С моей болезнью совпала усиленная проповедническая деятельность в монастыре магистра богословия иеромонаха Дометиана (Горохова)[83], впоследствии епископа Арзамасского. Может быть, в целях завоевания популярности он проявлял завидную неутомимость в благовествовании слова Божия. Напряженная работа его на ниве проповеди Евангелия скоро была замечена властью, и он, к удивлению прихожан, неожиданно подвергся аресту сроком на четыре месяца. Взяли его в тюрьму, по–видимому, вместо меня и обвинили в помощи Преосвященному Гурию по упорядочению монастырской жизни, тогда как соратником епископа Гурия был, собственно, я.

Однажды зимней порой, когда уже смеркалось, я с глубоким чувством сокрушения сердца проходил по кладбищенской дорожке. Из‑за обилия снега кладбищенский сторож разгребал не все дорожки, ведущие к могилам, а только главные. Вдруг вижу: в стороне от тропинки среди снежной нетронутой белизны что‑то засверкало.
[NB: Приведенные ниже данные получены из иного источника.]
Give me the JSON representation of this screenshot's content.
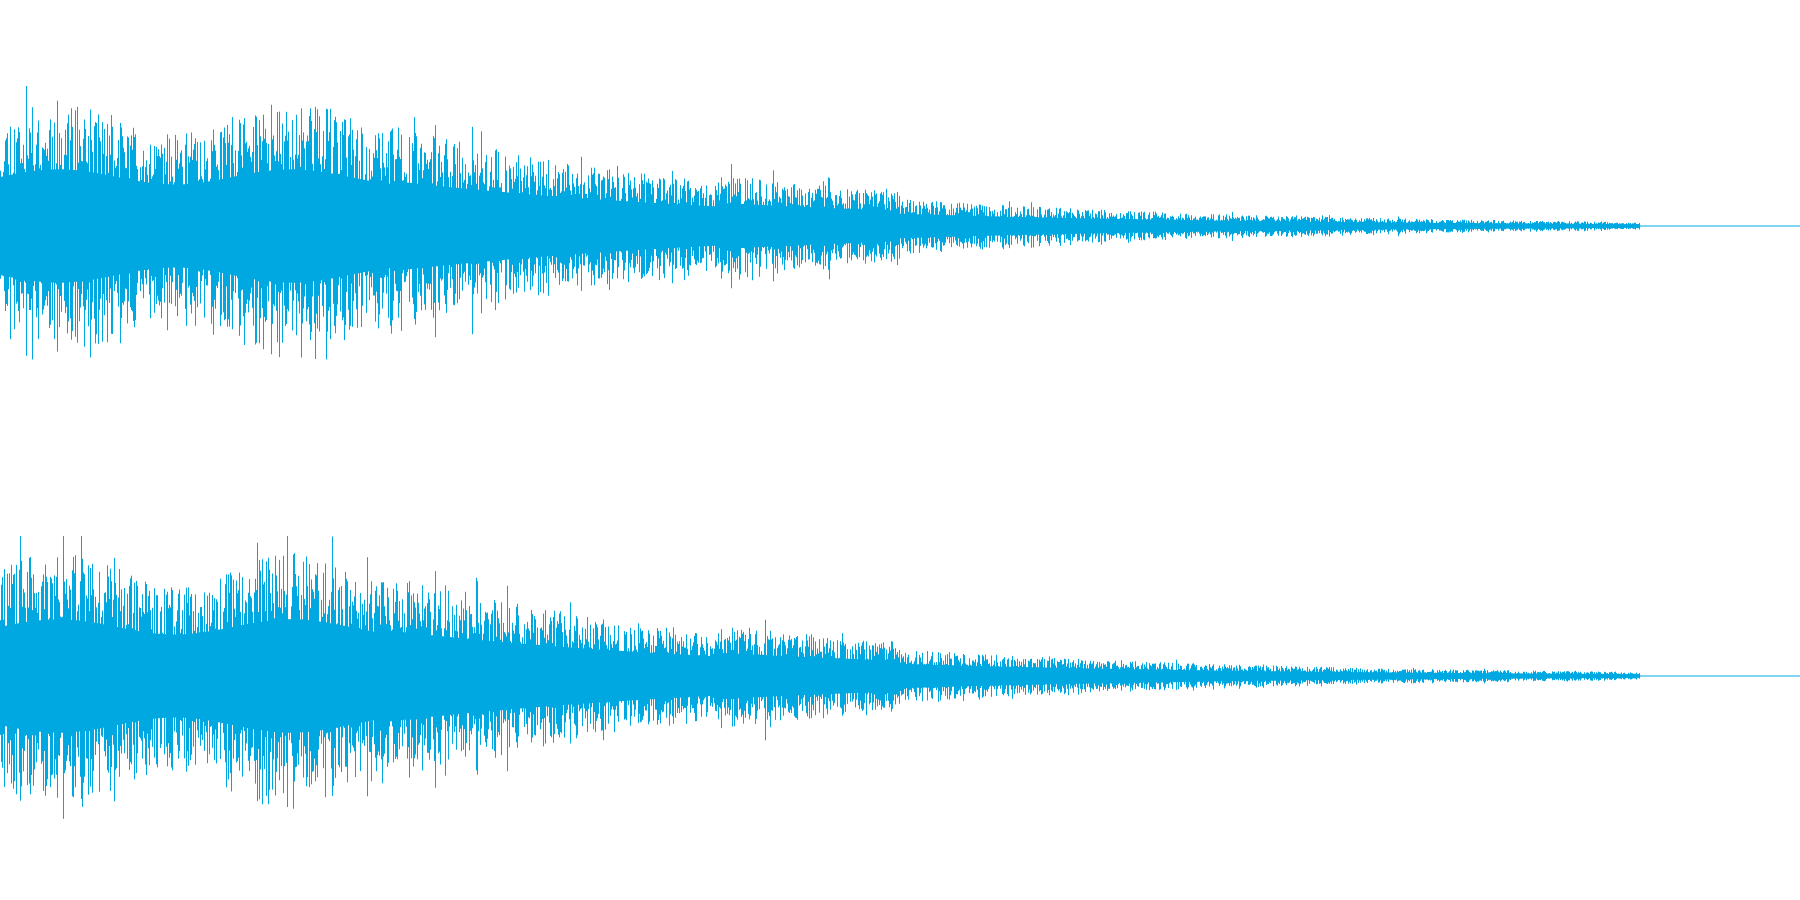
{
  "waveform": {
    "color": "#00a8e1",
    "background": "#ffffff",
    "channels": [
      {
        "id": "left",
        "seed": 11
      },
      {
        "id": "right",
        "seed": 29
      }
    ]
  }
}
Останавливаюсь, насколько могу при своей близорукости, напряженно всматриваюсь во мглу, чтобы разглядеть странный блеск… И что же вижу? На одном полузанесенном памятнике огненным светом высветились слова псалма:"Сердце мое смятеся, остави мя сила моя, и свет очию моею и той несть со мною"(Пс. 37, 11). Кто погребен был под этим памятником, глаза мои не могли разобрать, но эта надпись пронзила мое сердце. Я почувствовал близость смерти, необходимость немедленного покаяния.

Смерть я приготовился встретить подробной исповедью. Пригласил к себе на квартиру духовника из Симонова монастыря — игумена Севастиана и постарался раскрыть всю свою греховную жизнь, полную немощей, с самого детства. Хотелось лечь в могилу с мирной совестью. Исповедь, наподобие холодной воды в знойную пору, освежила мою душу, в высшей степени успокоила щепетильную совесть. К вечеру в тот же день меня повлекло подробнее рассмотреть поразительную могилу, настолько растрогавшую мое больное сердце. Лопатой прокопал я себе дорожку к памятнику, читаю: под могильным камнем погребен некто Горшков, человек лет сорока пяти. Золотые буквы, выбитые в мраморе, полиняли и, естественно, никак не могли сверкать. Ясно, что Сам Господь через эпитафию побудил мою леность к живому покаянию.